Topological, Every directed edge u -> v has a linear ordering of vertices whereby vertex u occurs before v in the ordering.
Like this:
Input: V=6 , E = {{2,3}, {3,1}, {4,0}, {4,1}, {5,0}, {5,2}}
Output: 4 5 2 0 3 1
Explanation: In the above output, each dependent vertex is printed after the vertices it depends upon.
Input: V=5 , E={{0,1}, {1,2}, {3,2}, {3,4}}
0 3 4 1 2.
Every dependent vertex in the output above prints following the vertices it depends on.
Kahn’s Algorithm for Topological Sorting is a technique for linear ordering the vertices of a directed graph such that A occurs before B in the sequence for every directed edge from vertex A to vertex B. The method searches frequently for vertices devoid of incoming edges, removes them from the graph, and updates the arriving edges of the surviving vertices. This process keeps on till every vertex has
arranged.
Add to a queue all nodes with in-degree 0.
Although the line isn’t empty:
- Get a node off the queue.
- Reduce the in-degree of the destination node by 1 for every outgoing edge from a removed node.
- Add a destination node to the queue should its in-degree turn zero.
- The graph has a cycle and cannot be topologically sorted if the queue is empty although there are still nodes in the network.
- The topological ordering of the graph is embodied by the queue’s nodes.
How can one ascertain the in-degree of every node?
Initially computing the number of incoming edges to every node will help one determine the in-degree of every node. Go over every edge in the graph one at a time increasing the in-degree of the destination node. This allows you to ascertain every node’s in-degree prior to beginning the sorting procedure.
The study of complexity:
Time Complexity: O(V + E).
The inner for loop will be run E number of times; the outer for loop will run V number of times.
Auxiliary Space: V.
The queue must retain every vertex of the graph. Consequently, the needed space is O(V).
Topological Sort Using Kahn’s Algorithm: Applications
- Course sequencing: Prerequisites for other courses abound in university courses. Kahn’s algorithm allows one to schedule the courses such that the requirements are taken before the ones calling for them.
- Management of software dependencies: Libraries and modules developed on software development usually depend on other libraries and modules.
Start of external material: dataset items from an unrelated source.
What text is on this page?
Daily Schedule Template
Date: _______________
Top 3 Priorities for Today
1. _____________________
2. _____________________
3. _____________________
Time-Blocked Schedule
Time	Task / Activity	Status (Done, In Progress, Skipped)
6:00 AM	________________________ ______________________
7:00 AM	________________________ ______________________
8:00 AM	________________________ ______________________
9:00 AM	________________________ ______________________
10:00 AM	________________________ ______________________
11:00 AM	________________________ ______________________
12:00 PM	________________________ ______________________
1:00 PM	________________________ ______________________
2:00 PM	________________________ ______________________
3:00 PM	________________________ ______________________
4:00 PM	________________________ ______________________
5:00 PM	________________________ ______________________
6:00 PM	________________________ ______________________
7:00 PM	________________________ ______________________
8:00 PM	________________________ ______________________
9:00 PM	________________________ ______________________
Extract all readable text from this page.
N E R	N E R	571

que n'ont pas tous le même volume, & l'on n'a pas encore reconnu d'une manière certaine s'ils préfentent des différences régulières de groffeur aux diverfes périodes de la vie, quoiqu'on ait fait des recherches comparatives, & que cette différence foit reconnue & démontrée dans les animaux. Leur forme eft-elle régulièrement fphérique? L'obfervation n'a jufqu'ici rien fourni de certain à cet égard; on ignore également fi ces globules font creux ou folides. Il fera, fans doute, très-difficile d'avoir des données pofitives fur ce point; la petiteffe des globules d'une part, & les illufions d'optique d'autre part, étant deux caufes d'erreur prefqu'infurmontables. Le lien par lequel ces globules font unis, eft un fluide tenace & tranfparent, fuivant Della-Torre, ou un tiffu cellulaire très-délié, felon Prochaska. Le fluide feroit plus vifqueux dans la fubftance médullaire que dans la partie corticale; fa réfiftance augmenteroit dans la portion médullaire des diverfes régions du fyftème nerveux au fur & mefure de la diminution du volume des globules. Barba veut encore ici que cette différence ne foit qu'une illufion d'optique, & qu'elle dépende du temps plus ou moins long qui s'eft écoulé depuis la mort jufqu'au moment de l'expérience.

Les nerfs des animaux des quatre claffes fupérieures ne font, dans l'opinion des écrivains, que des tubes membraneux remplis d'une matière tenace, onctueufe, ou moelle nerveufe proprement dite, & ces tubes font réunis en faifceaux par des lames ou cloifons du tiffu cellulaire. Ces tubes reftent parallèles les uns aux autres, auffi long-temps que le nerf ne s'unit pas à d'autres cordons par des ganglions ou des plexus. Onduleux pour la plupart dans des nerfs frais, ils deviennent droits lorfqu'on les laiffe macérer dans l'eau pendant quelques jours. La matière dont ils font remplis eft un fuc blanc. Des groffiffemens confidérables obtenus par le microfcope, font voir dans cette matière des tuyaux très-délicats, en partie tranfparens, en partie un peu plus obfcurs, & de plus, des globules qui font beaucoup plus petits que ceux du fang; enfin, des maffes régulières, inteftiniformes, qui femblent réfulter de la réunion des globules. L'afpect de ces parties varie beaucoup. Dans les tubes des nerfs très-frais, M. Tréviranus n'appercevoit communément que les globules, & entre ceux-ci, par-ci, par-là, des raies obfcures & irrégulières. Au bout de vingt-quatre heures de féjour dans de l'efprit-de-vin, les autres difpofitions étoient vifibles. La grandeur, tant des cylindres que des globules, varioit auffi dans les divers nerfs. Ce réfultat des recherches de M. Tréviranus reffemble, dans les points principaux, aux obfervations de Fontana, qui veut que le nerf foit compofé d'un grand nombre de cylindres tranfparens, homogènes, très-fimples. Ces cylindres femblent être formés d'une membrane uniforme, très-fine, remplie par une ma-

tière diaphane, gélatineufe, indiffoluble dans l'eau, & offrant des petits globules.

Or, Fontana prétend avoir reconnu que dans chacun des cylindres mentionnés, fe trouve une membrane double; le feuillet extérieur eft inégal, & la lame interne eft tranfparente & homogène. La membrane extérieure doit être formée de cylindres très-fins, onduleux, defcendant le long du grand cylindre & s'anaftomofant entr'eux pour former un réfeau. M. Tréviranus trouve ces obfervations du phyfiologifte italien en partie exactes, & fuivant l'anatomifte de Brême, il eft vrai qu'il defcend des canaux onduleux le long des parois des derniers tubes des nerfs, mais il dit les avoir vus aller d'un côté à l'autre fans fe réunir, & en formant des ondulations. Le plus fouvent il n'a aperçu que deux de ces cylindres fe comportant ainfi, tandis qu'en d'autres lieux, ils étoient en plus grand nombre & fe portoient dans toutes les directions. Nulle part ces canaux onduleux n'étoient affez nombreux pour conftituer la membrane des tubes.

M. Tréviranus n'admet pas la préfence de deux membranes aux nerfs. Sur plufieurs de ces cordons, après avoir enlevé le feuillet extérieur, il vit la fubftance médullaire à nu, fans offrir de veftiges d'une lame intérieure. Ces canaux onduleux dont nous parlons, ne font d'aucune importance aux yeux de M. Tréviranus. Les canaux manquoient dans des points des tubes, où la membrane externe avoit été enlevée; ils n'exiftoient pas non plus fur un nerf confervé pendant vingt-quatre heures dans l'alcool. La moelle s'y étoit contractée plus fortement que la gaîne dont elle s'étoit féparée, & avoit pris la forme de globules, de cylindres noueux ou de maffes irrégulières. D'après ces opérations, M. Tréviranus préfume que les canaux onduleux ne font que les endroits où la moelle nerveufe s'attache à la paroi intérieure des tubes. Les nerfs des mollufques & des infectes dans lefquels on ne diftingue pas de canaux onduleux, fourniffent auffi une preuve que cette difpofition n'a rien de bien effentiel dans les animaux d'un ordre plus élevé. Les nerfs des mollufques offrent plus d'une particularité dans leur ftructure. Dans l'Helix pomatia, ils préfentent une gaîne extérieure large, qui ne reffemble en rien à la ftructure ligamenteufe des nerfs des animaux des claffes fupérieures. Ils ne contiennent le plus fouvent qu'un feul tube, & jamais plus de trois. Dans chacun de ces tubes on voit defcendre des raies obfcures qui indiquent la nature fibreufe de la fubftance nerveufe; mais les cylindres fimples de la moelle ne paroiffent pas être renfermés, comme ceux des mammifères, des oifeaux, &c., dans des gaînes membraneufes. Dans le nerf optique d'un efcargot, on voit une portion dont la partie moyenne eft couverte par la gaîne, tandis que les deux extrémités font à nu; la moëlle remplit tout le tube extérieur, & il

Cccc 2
Kahn’s method helps one to install the dependencies in the correct sequence.
- Task scheduling in project management usually depends on one another. Kahn’s approach allows one to arrange the chores such that the dependent ones are completed before those depending on them.
- Data processing pipelines may have dependent results from some of the operations of several processes. Using Kahn’s method will help one to perform the stages in the correct sequence.
- Circuit design: Some components of an electronic circuit could depend on the output of others. Kahn’s approach lets one combine the elements in the proper sequence.